Seems as if I should be able to, but K3B in my Fedora 33 VM says it can’t burn 9.2G into 9.4G of blank space. Anyone know?
A dual layer DVD only has 8.5 G of usable space. Recommend burning it onto a 16GB (or larger) USB instead, which is what I did. BalenaEtcher is a good Linux program to use to do this. You can find it here: balenaEtcher - Flash OS images to SD cards & USB drives
So, K3b lied to me? How rude. I wonder what it will do with a blu-ray disc?
Hi, Phil -
I don’t think K3B lied to you; as I understand it, the gross amount of space on a dual layer DVD is 9.4 GB (4.7 GB for each layer), but the actual usable space is about 8.5 as a consequence of how the DVD drive laser and speed have to be adjusted in order to write to the DL-DVD. Here is a Wikipedia article on the subject: DVD+R DL - Wikipedia
Your DL drive and DVD are probably the most common DVD 9 (dual layer single sided, capacity 8.5 GB), rather than DVD 10 (double side single layer; each side is 4.7 GB, 9.4 GB for both sides together).

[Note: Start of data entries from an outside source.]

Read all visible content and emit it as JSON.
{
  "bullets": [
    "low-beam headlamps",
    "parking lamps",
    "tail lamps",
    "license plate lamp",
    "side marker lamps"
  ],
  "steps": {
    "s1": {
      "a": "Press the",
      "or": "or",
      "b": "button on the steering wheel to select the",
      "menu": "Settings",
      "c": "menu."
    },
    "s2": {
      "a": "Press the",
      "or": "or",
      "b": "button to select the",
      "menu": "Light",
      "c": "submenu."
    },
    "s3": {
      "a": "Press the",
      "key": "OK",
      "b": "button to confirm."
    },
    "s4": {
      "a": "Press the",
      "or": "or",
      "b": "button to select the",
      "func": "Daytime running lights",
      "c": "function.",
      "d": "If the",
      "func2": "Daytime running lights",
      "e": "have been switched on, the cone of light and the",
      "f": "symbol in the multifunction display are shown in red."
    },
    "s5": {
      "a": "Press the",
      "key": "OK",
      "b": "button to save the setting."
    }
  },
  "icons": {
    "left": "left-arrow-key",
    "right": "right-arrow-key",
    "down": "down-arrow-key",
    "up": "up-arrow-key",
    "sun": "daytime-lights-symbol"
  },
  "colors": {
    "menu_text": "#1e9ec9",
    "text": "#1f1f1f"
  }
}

DVD 10 functionally, then, is two 4.7 GB DVDs back to back, and cannot be recorded as a single entity in one session. This article has more information on the different kinds of DVDs available: DVD Capacities
This explanation is from the referenced Wikipedia article for how a DVD 9 recorder works:
"The stacked, shine-through arrangement of layers does come with a small increase in error rate due to reduced reflectivity of the written layers, and a similar small risk of crosstalk interference. One of the techniques employed to help compensate for these reliability shortcomings is a 10% increase in minimum mark (digital 0 or 1) length on the disc, with a corresponding 10% increase in rotation speed and 10% reduction in gross recordable capacity, accounting for the lower capacity of a single-sided dual-layer DVD at 8.5 billion bytes, versus a double-sized, single-layer DVD at 9.4 billion (for 12 cm discs). Detail differences in formatting and file structure mean the “usable” data area capacity does not change by exactly this much, but for all intents a DVD-R DL has effectively 20/11ths the capacity of a DVD-R SL, and the same holds for +R, commercially pressed, and 8 cm discs. "
Don’t be frustrated. It is just the way it happened when trying to squeeze double the data onto the same physical size DVD.